A ação foi distribuída à Seção de Dissídios Coletivos do TST, órgão especializado do tribunal em resolver conflitos coletivos de trabalho. O relator sorteado deve, primeiro, tentar uma conciliação entre as partes. Só depois, se não houver acordo, o mérito da abusividade e das condições de trabalho passa a ser julgado..

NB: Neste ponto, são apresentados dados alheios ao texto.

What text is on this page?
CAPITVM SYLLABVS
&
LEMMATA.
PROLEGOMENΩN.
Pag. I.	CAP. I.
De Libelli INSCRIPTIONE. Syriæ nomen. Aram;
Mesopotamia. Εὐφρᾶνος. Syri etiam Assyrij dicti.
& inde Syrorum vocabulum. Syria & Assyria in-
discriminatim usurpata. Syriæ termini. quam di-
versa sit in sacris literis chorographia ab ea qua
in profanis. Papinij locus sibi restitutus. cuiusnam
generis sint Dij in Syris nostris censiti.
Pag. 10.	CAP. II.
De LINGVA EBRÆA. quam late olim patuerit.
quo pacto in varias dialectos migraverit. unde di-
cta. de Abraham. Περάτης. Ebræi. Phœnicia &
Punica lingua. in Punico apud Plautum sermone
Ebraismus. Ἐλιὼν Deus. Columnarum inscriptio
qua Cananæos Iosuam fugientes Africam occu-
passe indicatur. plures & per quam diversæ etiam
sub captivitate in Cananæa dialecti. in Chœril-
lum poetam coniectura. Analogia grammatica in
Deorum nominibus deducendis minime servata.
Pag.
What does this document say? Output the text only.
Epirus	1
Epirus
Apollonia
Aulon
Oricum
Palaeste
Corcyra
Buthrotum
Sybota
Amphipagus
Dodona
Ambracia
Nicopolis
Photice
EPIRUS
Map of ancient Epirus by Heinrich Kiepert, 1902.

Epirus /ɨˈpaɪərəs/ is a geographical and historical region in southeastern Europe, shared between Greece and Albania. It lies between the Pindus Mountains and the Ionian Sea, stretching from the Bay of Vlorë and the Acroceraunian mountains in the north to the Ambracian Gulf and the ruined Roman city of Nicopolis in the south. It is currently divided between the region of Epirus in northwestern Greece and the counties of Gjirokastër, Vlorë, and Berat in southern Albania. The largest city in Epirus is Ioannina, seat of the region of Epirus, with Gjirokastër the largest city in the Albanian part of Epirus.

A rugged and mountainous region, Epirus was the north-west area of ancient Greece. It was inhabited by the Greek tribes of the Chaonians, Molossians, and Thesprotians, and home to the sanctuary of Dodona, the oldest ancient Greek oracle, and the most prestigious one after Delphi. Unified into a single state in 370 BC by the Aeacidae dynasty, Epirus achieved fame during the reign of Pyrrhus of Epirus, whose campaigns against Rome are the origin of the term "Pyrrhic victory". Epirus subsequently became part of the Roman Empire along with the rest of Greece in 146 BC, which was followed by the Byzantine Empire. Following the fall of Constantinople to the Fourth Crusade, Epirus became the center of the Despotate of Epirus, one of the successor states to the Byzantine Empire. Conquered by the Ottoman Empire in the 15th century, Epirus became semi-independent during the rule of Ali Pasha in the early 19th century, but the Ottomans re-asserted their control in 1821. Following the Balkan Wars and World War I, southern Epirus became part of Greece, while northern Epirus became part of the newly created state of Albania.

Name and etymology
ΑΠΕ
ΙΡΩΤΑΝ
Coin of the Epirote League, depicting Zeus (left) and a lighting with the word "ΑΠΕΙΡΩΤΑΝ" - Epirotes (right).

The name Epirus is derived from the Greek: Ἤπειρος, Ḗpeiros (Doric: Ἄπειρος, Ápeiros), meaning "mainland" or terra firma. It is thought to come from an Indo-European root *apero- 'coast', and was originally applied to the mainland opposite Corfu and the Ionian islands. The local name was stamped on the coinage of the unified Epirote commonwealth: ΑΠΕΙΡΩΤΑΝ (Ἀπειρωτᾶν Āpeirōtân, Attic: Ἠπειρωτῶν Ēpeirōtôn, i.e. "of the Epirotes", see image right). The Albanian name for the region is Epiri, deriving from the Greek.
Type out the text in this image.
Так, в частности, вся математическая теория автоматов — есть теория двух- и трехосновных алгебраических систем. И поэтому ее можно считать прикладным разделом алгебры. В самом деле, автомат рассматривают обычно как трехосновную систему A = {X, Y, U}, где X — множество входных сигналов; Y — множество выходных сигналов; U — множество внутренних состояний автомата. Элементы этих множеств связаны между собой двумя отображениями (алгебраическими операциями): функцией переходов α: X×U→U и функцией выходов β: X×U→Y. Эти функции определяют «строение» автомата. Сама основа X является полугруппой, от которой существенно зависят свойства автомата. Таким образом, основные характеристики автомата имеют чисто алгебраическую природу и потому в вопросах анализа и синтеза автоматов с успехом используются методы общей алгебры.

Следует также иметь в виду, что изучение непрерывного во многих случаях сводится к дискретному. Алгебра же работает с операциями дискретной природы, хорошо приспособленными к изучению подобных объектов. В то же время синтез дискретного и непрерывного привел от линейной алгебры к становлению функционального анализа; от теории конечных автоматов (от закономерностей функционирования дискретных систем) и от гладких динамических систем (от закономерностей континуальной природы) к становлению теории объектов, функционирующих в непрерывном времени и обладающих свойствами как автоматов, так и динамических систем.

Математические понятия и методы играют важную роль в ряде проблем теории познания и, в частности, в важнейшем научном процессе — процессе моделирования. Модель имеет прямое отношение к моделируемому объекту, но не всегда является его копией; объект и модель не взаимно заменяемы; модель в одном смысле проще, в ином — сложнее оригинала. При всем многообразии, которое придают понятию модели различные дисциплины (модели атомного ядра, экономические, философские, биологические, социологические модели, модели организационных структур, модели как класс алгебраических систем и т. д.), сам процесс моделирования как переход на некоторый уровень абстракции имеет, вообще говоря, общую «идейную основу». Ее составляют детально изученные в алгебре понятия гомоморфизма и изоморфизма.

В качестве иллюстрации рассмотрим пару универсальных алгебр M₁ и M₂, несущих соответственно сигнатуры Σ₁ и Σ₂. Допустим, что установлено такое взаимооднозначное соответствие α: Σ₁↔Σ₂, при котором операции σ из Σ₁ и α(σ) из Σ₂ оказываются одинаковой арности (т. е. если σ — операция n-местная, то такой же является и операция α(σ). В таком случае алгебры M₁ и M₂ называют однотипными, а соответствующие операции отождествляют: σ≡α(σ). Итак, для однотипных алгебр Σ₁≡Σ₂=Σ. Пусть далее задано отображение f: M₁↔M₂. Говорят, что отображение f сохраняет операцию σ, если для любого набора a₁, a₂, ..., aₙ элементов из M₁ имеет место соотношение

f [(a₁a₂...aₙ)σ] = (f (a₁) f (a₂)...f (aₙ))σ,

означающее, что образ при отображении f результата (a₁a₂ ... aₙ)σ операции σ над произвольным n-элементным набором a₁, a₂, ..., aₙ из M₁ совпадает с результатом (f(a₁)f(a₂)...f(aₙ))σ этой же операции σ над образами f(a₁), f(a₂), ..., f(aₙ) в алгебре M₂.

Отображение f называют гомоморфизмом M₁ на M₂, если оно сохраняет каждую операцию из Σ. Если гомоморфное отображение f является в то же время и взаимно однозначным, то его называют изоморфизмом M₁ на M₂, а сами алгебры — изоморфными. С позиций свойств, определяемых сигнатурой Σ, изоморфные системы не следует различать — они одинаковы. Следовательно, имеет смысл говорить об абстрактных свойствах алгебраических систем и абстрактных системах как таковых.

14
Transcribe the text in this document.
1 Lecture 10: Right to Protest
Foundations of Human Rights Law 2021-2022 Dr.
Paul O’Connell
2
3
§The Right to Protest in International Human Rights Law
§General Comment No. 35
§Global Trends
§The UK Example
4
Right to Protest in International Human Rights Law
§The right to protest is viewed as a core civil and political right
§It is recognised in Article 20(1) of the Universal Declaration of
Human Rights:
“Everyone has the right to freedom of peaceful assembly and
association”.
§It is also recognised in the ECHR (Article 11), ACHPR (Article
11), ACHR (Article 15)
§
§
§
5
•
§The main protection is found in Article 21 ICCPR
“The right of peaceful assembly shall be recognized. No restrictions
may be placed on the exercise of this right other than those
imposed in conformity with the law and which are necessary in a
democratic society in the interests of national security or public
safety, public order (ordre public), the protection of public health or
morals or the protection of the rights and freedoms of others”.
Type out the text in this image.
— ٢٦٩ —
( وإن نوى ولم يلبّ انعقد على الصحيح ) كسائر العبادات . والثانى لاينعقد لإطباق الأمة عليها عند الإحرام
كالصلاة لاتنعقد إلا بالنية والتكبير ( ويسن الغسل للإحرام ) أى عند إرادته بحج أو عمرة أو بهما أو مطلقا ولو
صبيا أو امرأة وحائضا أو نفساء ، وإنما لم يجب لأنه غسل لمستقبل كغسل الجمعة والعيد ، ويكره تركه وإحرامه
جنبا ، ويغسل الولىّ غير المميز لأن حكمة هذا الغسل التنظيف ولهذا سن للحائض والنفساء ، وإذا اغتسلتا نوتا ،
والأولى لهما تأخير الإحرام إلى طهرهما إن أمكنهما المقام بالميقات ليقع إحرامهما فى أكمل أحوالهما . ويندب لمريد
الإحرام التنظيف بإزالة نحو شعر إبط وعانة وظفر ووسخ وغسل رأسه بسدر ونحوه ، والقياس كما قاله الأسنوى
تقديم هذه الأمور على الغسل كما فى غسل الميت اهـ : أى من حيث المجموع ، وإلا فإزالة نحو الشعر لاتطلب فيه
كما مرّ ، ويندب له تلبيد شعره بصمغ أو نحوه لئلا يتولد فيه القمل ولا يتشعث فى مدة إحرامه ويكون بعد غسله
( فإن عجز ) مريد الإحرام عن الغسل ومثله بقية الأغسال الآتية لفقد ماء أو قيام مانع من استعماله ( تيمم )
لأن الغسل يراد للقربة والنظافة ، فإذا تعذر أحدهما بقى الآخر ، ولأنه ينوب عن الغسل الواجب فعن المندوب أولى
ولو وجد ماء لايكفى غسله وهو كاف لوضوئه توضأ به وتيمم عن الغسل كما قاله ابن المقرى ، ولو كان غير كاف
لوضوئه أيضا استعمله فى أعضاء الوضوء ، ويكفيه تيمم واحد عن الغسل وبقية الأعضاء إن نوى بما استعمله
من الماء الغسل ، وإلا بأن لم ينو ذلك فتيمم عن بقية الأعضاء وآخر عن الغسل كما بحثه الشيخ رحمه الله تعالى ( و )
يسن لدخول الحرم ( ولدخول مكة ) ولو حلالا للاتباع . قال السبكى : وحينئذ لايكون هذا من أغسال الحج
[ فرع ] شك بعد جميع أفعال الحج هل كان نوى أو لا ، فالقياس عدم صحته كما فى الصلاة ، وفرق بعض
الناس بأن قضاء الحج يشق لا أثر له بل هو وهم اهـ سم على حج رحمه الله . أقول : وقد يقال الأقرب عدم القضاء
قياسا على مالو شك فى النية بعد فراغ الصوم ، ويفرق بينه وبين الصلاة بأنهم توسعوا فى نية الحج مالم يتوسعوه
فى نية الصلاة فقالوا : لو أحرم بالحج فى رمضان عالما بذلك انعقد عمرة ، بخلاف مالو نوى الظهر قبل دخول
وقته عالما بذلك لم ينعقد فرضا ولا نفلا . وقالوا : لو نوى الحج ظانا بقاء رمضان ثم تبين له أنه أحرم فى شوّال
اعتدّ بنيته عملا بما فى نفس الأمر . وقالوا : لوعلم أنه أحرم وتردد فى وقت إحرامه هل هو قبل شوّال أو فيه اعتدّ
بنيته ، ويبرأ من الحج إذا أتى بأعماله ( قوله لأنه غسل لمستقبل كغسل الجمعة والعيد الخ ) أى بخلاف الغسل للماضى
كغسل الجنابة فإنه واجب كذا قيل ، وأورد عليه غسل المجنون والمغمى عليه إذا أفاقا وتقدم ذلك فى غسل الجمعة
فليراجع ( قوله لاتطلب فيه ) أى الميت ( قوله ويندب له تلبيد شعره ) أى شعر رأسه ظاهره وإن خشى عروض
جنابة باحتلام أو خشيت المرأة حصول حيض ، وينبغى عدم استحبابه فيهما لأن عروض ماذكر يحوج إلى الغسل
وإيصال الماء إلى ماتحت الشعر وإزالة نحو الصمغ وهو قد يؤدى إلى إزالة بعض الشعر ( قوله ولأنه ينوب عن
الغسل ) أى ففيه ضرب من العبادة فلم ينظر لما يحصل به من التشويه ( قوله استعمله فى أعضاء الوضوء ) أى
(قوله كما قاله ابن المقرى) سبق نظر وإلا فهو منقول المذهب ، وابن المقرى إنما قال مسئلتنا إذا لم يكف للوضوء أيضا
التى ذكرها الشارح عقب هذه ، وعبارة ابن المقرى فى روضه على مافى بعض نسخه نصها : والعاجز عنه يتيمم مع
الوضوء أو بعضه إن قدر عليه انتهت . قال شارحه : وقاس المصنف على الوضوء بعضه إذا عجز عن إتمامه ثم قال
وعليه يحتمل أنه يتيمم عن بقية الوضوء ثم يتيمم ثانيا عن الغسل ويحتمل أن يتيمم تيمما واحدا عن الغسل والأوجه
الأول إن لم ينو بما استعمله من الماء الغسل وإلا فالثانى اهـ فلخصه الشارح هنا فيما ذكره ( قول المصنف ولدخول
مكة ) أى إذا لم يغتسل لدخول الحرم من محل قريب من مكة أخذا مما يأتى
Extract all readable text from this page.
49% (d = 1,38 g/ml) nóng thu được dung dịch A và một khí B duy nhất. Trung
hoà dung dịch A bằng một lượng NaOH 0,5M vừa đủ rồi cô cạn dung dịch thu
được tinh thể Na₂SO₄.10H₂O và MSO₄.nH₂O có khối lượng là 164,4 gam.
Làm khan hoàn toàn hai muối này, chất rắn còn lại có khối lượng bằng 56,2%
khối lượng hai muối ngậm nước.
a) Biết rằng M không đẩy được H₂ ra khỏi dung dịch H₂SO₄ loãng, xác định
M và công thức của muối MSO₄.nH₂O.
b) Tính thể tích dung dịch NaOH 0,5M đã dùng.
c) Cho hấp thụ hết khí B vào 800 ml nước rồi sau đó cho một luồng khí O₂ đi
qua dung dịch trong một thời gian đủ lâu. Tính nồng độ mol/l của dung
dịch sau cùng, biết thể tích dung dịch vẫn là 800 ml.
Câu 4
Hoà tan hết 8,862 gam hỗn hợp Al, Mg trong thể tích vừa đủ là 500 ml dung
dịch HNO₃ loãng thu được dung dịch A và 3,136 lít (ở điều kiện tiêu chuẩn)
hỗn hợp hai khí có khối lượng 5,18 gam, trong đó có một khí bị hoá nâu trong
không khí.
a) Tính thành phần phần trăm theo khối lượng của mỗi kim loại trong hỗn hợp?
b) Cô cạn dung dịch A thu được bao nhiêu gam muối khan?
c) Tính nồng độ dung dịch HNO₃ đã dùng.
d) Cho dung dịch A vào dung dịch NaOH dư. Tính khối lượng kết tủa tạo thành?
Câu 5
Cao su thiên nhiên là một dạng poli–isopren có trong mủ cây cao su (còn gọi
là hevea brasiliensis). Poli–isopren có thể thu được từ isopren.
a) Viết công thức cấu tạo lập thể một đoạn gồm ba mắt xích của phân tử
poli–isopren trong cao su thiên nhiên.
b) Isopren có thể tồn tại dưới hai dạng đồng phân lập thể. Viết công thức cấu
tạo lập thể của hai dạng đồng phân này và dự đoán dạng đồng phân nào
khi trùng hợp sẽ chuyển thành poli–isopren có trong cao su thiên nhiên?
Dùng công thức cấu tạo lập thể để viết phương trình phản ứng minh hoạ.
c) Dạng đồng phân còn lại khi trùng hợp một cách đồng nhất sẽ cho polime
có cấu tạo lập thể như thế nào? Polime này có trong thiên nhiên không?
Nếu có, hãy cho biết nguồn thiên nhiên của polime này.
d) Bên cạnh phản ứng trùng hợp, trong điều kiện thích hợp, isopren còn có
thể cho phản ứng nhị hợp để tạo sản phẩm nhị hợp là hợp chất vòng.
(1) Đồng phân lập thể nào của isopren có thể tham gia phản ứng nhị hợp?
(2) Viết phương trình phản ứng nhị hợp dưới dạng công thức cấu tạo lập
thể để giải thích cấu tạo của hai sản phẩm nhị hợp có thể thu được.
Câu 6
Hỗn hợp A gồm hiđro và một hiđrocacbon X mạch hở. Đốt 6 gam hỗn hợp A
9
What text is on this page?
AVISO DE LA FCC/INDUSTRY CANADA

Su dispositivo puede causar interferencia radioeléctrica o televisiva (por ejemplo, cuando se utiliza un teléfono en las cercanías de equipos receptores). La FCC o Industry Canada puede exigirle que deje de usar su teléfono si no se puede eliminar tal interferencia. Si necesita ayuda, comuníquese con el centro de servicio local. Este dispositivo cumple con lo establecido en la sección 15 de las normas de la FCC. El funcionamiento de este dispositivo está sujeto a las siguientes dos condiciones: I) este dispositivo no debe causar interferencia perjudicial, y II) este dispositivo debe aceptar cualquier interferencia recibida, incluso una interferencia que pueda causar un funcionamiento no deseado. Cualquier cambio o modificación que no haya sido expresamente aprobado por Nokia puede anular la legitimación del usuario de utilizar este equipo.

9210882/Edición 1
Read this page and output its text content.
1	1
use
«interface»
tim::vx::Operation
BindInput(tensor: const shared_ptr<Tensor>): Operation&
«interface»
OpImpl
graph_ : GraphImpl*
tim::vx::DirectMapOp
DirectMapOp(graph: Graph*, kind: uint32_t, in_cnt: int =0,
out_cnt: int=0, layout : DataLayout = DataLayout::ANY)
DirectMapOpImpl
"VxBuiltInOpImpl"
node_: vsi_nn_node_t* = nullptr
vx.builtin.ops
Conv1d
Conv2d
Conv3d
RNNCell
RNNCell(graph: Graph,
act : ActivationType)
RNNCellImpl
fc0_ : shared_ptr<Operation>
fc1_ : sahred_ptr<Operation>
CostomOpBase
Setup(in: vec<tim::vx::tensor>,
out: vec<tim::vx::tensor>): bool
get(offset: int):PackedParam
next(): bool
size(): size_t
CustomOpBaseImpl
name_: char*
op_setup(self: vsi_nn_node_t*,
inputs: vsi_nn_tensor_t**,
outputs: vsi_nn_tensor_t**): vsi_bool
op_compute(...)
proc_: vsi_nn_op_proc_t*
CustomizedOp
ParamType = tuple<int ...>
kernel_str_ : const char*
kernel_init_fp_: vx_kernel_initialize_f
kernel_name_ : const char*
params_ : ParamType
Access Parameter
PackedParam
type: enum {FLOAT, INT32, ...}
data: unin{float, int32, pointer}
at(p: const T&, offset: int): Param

O que é dissídio coletivo e por que ele muda o jogo
Dissídio coletivo é o processo em que a Justiça do Trabalho — no caso das empresas de âmbito nacional, o próprio TST — assume o papel de árbitro do conflito. Em vez de o acordo sair da negociação direta entre empresa e sindicato, é o tribunal quem define, por sentença, quais serão as regras da categoria: reajuste salarial, benefícios, condições de trabalho e, no dissídio de greve, também a legalidade ou não do movimento.
A diferença prática é grande. Enquanto a negociação coletiva depende da vontade dos dois lados, o dissídio produz uma decisão obrigatória. Uma vez publicada, essa decisão vale como norma para toda a categoria até a próxima data-base, mesmo que sindicato ou empresa discordem. É por isso que ir ao TST costuma ser visto como um movimento forte: tira o controle da mesa de negociação e coloca nas mãos dos ministros.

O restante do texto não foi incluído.